The New Color Line

COLUMBIA, S.C.—Race is no longer as overt a factor in South Carolina politics as it was when Strom Thurmond, who is memorialized in a statue looming over the state Capitol complex here, quit the Democratic Party for the GOP after Congress passed the landmark Civil Rights Act of 1964.

Yet race remains embedded in the state’s political DNA. The role of race in South Carolina politics has moved far beyond the civil-rights era’s questions of explicit discrimination. Today, whether openly discussed or not, race is central to the clash between Democrats and Republicans over taxes and spending. In that way, far more than in the days of the backlash against integration, the state previews what national politics will increasingly resemble if it continues along its current trajectory.

The dominant fact of South Carolina politics is racial polarization. In the 2008 general election, Barack Obama won 96 percent of the state’s African-American vote, but John McCain carried 73 percent of its white voters. That wasn’t an anomaly rooted in Obama’s race: In 2004, George W. Bush won an even higher percentage of the state’s white voters (78) against John Kerry. And in the 2010 governor’s race, Indian-American Nikki Haley carried 70 percent of whites in the Republican’s narrow victory over Vincent Sheheen, a centrist white Democratic state senator. Sheheen, meanwhile, won 94 percent of the black vote. In Saturday’s critical GOP presidential primary, whites will likely cast more than 95 percent of the ballots (although they represent only about two-thirds of the state’s population).

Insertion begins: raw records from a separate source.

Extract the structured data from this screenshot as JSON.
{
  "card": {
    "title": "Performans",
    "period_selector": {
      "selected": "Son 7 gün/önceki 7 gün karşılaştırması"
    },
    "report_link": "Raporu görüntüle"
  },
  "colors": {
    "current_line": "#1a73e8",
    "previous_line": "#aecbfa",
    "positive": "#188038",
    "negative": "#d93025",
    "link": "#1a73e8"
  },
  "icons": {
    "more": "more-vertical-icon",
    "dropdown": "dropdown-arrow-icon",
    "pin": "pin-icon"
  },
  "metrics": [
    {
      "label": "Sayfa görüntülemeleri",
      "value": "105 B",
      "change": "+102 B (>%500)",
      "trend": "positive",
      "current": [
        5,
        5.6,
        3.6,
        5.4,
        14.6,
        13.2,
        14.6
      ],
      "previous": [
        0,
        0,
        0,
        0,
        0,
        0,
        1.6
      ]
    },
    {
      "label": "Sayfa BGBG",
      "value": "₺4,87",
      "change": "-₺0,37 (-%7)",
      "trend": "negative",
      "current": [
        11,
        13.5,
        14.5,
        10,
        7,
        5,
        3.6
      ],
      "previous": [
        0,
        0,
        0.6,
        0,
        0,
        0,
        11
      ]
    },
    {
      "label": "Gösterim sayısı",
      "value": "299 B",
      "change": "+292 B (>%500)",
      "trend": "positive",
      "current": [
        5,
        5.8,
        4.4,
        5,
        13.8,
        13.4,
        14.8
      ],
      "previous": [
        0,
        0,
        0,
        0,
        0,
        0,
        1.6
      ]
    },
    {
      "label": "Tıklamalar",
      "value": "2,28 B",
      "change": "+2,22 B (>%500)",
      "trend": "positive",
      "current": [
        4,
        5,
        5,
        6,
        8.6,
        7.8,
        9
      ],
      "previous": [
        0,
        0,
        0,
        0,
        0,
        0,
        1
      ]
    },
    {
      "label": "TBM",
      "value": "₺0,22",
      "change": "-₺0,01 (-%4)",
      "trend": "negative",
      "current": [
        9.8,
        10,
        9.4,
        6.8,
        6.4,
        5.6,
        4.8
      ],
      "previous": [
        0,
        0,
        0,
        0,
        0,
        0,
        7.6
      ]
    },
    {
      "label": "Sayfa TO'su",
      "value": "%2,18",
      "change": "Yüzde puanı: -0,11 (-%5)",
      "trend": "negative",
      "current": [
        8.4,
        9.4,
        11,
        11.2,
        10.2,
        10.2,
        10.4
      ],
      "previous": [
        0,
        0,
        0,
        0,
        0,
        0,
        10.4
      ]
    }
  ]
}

Sometimes the two parties in South Carolina collide over issues that directly inflame racial tensions, as they did in 2000 over the display of the Confederate flag. The legislation that Haley signed last May toughening voter-identification requirements—which the Obama Justice Department has moved to block as racially discriminatory—has produced similar, if less explosive, collisions.

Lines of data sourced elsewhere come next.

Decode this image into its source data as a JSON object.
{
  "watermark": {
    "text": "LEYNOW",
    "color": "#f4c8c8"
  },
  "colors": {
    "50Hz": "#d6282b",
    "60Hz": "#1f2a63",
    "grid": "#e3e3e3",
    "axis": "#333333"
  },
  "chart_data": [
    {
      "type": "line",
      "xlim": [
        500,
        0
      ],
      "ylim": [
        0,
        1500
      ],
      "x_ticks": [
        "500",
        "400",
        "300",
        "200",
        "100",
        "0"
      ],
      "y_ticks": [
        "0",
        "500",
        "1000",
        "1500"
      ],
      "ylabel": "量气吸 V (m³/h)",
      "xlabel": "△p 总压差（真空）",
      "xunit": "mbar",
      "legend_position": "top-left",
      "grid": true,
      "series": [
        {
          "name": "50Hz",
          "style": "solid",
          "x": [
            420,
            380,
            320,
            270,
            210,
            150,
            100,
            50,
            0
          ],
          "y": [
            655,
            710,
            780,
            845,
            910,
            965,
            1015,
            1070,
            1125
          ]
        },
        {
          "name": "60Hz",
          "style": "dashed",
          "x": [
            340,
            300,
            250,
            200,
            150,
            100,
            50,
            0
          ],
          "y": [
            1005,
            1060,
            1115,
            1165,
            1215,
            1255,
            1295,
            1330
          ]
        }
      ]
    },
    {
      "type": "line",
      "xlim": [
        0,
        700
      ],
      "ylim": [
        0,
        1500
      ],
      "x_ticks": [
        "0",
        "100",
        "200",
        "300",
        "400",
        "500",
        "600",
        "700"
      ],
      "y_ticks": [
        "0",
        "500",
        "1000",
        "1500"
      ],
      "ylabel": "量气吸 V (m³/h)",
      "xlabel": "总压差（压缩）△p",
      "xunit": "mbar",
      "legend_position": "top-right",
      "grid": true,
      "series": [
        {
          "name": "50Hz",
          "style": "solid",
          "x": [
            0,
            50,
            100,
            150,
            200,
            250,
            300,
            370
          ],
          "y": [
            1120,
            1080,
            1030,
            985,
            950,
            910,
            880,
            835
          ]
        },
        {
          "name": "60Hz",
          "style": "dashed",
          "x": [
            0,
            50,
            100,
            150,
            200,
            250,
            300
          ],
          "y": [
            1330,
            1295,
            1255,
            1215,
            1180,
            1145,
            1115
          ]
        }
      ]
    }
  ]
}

But mostly, racial conflicts in state politics now play out through the parties’ differences over the role of government. African-Americans and other minorities overwhelmingly believe that they need an activist government investing in services, such as education, job training, and health care, to help them ascend into the middle class. Most of South Carolina’s whites are comfortable with a governing model that limits taxes while investing far less than most states in public services. “There is a fundamental difference in attitudes about the role of government between whites and African-Americans,” says veteran South Carolina GOP strategist Warren Tompkins.

The Republican skepticism about government here, as in Washington, manifests most importantly as unwavering opposition to new taxes. Resisting tax increases “is the one issue that unifies Republicans,” says GOP state Sen. John Courson. “It is the chewing gum, or glue, that keeps Republicans together.” Courson, who chairs the Senate Education Committee, acknowledges that commitment to low taxes comes with a cost, particularly for the state’s public-school students, nearly half of whom are now minorities. “The revenue stream has not been there to adequately fund public or higher education in South Carolina,” he says flatly. But, like others in his party, Courson argues that the answer is not to increase revenue but to trim waste in the education system and to find savings elsewhere, particularly in Medicaid for the poor.

As Obama does nationally, Democrats in South Carolina offer the counterargument that the state cannot attract good-paying jobs without investing more in education, training, and infrastructure. That case helped Sheheen unexpectedly win the state Chamber of Commerce’s endorsement in the gubernatorial race last year.

Yet in pressing that argument, Democrats face two huge headwinds among South Carolina’s whites. One is the enduring belief that too many government programs benefit the indolent—a group that in many minds is disproportionately composed of minorities. “It’s all race, it’s just that simple,” says John Land, the (white) state Senate Democratic leader. The second problem is a sharp rightward shift among white seniors, who see little personal benefit in the education or infrastructure investments that Democrats favor. “They feel differently about paying taxes for kids they don’t have anymore,” says Democratic state Rep. William Clyburn, who chairs the legislative black caucus.

In all these ways, the state crystallizes the dynamics shaping the national debate. National polls show that amid tough times, most whites (especially older and blue-collar whites) are hardening in skepticism of government, while most minorities continue to view it as essential to their opportunity. Mitt Romney presents that backlash as opposition to an “entitlement society,” but that’s too broad. Surveys indicate that most Republicans (particularly the white seniors flocking to the party) are adamant about preserving the biggest entitlements, Social Security and Medicare; what they oppose is transfer payments to people they view as undeserving.

It’s that sentiment Newt Gingrich stokes when he derides Obama as “the food-stamp president.” It almost doesn’t matter whether Gingrich is deliberately sending coded racial signals. As long as the argument between the parties revolves so centrally around government’s role—and whites and minorities divide so sharply in their attitudes toward governmental activism—the racial polarization that defines South Carolina politics will increasingly drive our national campaigns as well.